The University Park Village Board spent its meeting focused on a draft intergovernmental agreement (IGA) that would transfer several village parks and recreation facilities to the newly established University Park Park District, with trustees and residents sharply divided over the agreement’s timing, cost and legal terms.
Mayor Joe Rudez framed the discussion as a response to the referendum voters passed creating the park district and said the IGA under consideration is a working draft intended to allow the district to run programs and maintain parks once levy funds are received. “The referendum passed,” Rudez said. “This thing, it takes away a whole lot of work from the village. … This is a working document. This isn’t etched in stone.”
But trustees and public commenters repeatedly pushed back on specific draft provisions. Trustee Donna Fulcher pointed to language that would convey a list of village properties (including Regal/Bridal Farm, Pine Lake and Craig Park) “for $10” and require the village to insure the park district, its employees and commissioners and to pay attorney fees for two years after any conveyance. “Not only do they want us to give the parks away for $10, they want the village to pay for their insurance for two years,” Fulcher said, calling those terms “very one-sided.”
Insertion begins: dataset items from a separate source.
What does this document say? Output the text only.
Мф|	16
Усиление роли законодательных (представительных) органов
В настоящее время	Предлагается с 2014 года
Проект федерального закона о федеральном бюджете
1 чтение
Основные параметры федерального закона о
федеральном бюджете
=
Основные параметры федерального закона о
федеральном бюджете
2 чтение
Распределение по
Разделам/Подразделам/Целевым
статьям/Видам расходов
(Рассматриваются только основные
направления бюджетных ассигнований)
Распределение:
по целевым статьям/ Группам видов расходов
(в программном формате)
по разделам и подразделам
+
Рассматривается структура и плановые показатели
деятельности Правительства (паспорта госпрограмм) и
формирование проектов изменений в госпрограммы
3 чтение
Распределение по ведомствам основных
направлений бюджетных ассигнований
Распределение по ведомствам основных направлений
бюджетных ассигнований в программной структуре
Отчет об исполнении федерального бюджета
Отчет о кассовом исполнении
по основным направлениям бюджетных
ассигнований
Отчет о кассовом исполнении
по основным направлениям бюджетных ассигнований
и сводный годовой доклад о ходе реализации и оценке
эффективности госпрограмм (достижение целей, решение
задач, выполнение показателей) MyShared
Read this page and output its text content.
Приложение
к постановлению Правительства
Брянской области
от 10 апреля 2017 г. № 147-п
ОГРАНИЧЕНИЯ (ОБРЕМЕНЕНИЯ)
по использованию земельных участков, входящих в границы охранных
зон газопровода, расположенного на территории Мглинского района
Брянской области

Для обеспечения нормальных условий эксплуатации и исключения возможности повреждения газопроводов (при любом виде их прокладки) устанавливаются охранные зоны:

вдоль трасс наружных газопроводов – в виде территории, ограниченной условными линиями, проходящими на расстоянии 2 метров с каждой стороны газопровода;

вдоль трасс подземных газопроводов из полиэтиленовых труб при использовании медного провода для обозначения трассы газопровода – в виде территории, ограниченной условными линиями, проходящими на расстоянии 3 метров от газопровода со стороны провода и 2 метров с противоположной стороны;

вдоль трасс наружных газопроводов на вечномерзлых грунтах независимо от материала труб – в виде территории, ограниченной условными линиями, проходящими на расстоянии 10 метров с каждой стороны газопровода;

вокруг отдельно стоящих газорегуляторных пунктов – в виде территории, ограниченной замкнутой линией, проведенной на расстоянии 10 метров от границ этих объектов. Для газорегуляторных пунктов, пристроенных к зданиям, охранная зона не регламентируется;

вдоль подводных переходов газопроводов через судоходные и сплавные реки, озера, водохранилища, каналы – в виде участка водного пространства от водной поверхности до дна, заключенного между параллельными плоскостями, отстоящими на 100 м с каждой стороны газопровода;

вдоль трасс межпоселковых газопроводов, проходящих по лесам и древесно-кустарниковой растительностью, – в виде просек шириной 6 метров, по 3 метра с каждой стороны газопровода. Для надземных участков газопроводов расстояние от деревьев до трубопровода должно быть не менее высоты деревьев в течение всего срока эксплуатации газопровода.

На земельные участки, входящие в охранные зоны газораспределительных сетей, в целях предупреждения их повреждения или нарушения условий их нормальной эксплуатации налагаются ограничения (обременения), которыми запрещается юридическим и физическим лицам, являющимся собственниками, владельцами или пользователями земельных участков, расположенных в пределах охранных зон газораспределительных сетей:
Multiple residents and trustees described past financial problems in the village and said that history makes the board right to be cautious. One trustee asked for an accounting of the Park District’s funding; a village official said the Park District’s levy will bring in roughly $820,000 and that allocations are expected once county disbursements begin (staff said allocations should start in May–June with further payments later). Trustees also noted the village pays monthly insurance costs (cited during the meeting at about $88,000), and they pressed staff on whether transferring parks would change that liability.
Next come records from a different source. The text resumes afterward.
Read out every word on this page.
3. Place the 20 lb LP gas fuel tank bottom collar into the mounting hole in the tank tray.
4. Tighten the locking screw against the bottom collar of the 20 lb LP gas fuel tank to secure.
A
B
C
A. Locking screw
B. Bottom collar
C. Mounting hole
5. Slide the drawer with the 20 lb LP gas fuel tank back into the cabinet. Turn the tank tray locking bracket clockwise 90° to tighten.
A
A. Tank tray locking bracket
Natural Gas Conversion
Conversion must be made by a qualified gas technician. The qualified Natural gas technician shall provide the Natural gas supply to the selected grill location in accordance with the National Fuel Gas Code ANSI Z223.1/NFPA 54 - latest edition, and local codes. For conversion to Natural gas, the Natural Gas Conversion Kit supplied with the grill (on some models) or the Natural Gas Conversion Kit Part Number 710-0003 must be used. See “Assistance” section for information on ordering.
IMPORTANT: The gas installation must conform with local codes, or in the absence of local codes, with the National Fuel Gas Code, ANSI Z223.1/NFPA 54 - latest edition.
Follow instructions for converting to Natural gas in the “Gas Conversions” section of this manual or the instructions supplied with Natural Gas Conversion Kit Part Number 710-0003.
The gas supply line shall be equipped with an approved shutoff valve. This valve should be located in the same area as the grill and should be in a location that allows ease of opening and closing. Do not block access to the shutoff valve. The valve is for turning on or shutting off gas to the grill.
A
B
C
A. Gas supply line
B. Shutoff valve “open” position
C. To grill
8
The village attorney told the board the IGA, as drafted, is a “working agreement” in which the effective date would be when the document is signed but the actual conveyance or commencement of duties would occur only once the Park District’s money is in. “If you all were to agree with it as written, the effective date would be the date that it's signed. The commencement date will be … the conveyance date,” the attorney said, noting the agreement can be redrafted to reverse ownership or change insurance and indemnity language.
Several trustees proposed alternatives that would reduce risk to the village, including leasing park property to the Park District with performance requirements rather than deeding it outright. Trustees also requested appraisals for the properties before any permanent transfer and said any conveyance should explicitly protect historic assets (trustees singled out Regal/Bridal Farm as a site that should not be sold or redeveloped).
After extended debate over process and substance — and with a court action pending that questions how the initial Park District board was formed under the Illinois Park District Code — trustees agreed to continue the work in a dedicated workshop. The board approved a motion setting a collaborative workshop for April 15 at 6 p.m.; the motion was moved and seconded and passed by a voice vote with no recorded opposition. The meeting then adjourned.
What’s next: the village will use the workshop to draft revisions, consider alternatives such as leasing, seek clarifying language about insurance and indemnity, and discuss appraisals and timelines tied to Park District levy allocations. Because a court motion challenging the Park District’s initial formation remains pending, several trustees urged the village to ensure any transfer or appointments comply with the Illinois Park District Code before final conveyances.
(Reporting notes: quotes and attributions are drawn from the meeting transcript. The meeting did not record a final conveyance; trustees scheduled a workshop to negotiate and refine the draft agreement.)